A novel orange-red emission of Ba2La8(SiO4)6O2: Sm3+ phosphor with good thermal stability and hydrophobicity

In this paper, a new type of Ba2La8(SiO4)6O2: Sm3+ phosphor was synthesized by solid-phase reaction, and the hydrophobic agent was used to restrain the hydrolysis of silicate phosphor. The microstructure, optical properties and electroluminescence properties of the samples were systematically analyzed. The results show that the Ba2La8(SiO4)6O2: xSm3+ phosphors have a strong orange-red emission at 600 nm, which corresponds to the 6G5/2→6H7/2 energy level transition of Sm3+ ions. The optimal luminescence intensity was achieved at the dopant concentration of 10 mol%. The prepared phosphor has good thermal stability, the luminescence intensity at 423 K is still 85% of that at 298 K, and the internal quantum efficiency (IQE) is 22.59%. The ultraviolet-visible-near-infrared (UV–VIS–NIR) spectrum and the density functional theory reveal that the Ba2La8(SiO4)6O2 host can provide an excellent band-gap environment for the luminescent center.
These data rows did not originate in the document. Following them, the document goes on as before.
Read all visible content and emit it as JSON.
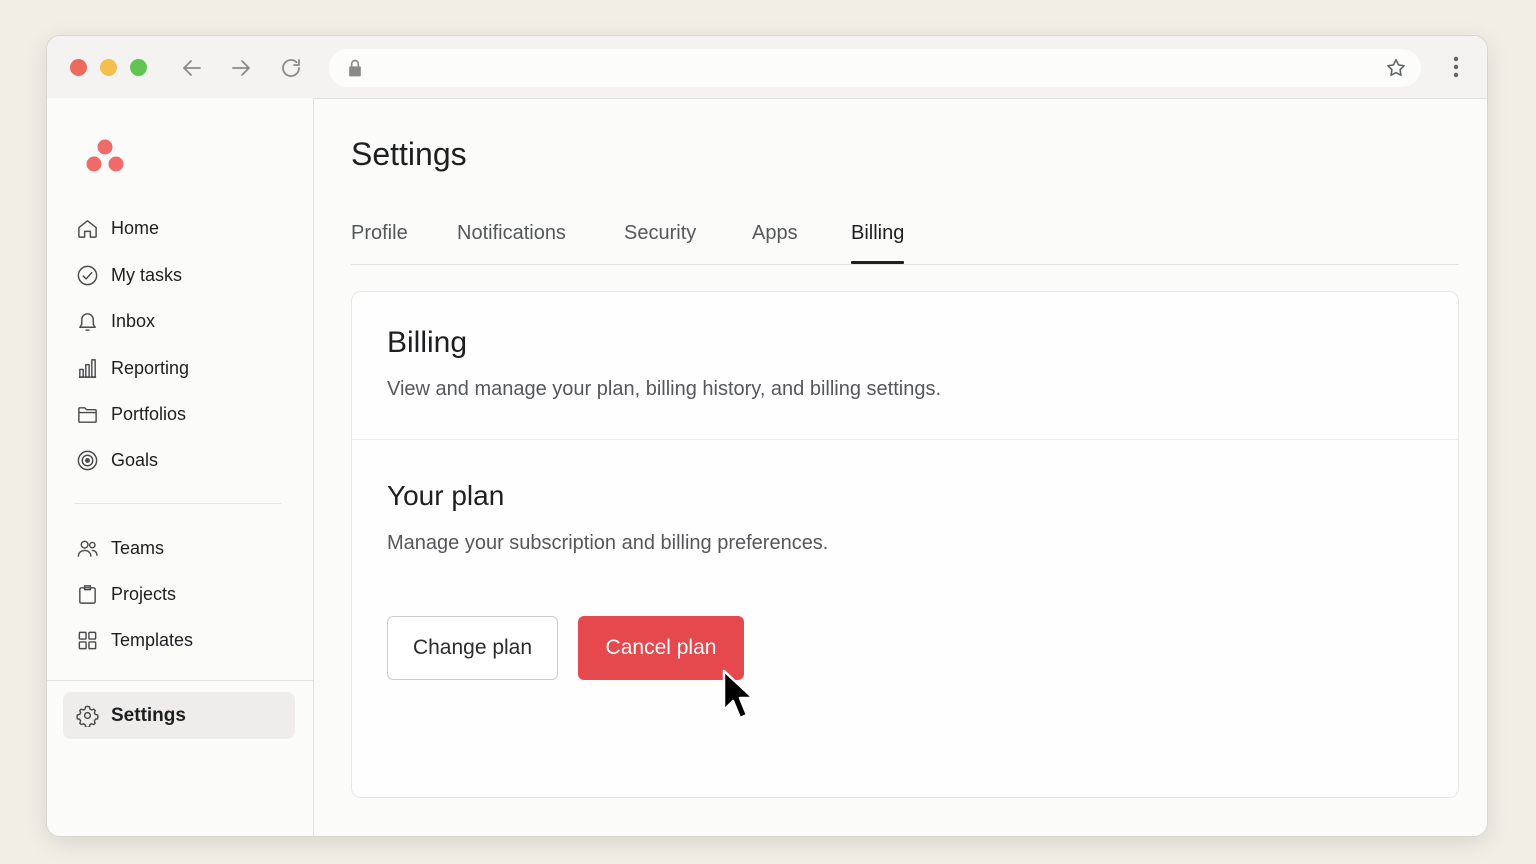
{
  "colors": {
    "close": "#ec6a5e",
    "minimize": "#f4bf4f",
    "maximize": "#61c554",
    "brand": "#f06a6a",
    "danger": "#e5484d"
  },
  "browser": {
    "url_value": "",
    "icons": [
      "back-arrow-icon",
      "forward-arrow-icon",
      "reload-icon",
      "lock-icon",
      "star-icon",
      "kebab-menu-icon"
    ]
  },
  "sidebar": {
    "logo_icon": "asana-logo-icon",
    "items": [
      {
        "label": "Home",
        "icon": "home-icon"
      },
      {
        "label": "My tasks",
        "icon": "check-circle-icon"
      },
      {
        "label": "Inbox",
        "icon": "bell-icon"
      },
      {
        "label": "Reporting",
        "icon": "bar-chart-icon"
      },
      {
        "label": "Portfolios",
        "icon": "folder-icon"
      },
      {
        "label": "Goals",
        "icon": "target-icon"
      }
    ],
    "team_items": [
      {
        "label": "Teams",
        "icon": "people-icon"
      },
      {
        "label": "Projects",
        "icon": "clipboard-icon"
      },
      {
        "label": "Templates",
        "icon": "grid-icon"
      }
    ],
    "settings": {
      "label": "Settings",
      "icon": "gear-icon",
      "active": true
    }
  },
  "main": {
    "title": "Settings",
    "tabs": [
      {
        "label": "Profile"
      },
      {
        "label": "Notifications"
      },
      {
        "label": "Security"
      },
      {
        "label": "Apps"
      },
      {
        "label": "Billing",
        "active": true
      }
    ],
    "billing": {
      "title": "Billing",
      "description": "View and manage your plan, billing history, and billing settings."
    },
    "plan": {
      "title": "Your plan",
      "description": "Manage your subscription and billing preferences.",
      "change_label": "Change plan",
      "cancel_label": "Cancel plan"
    }
  },
  "cursor_icon": "mouse-pointer-icon"
}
In addition, the modified Ba2La8(SiO4)6O2: 0.10Sm3+ phosphor showed excellent hydrophobicity and luminescent properties, with a contact angle of 140.315°, and the luminescent intensity remained 75% of the pre-modified level. The Ba2La8(SiO4)6O2: Sm3+ phosphor has good dispersion in PVA solution and emits bright red light. The above properties indicate that Ba2La8(SiO4)6O2: Sm3+ phosphor has excellent luminescence properties and has broad application prospects.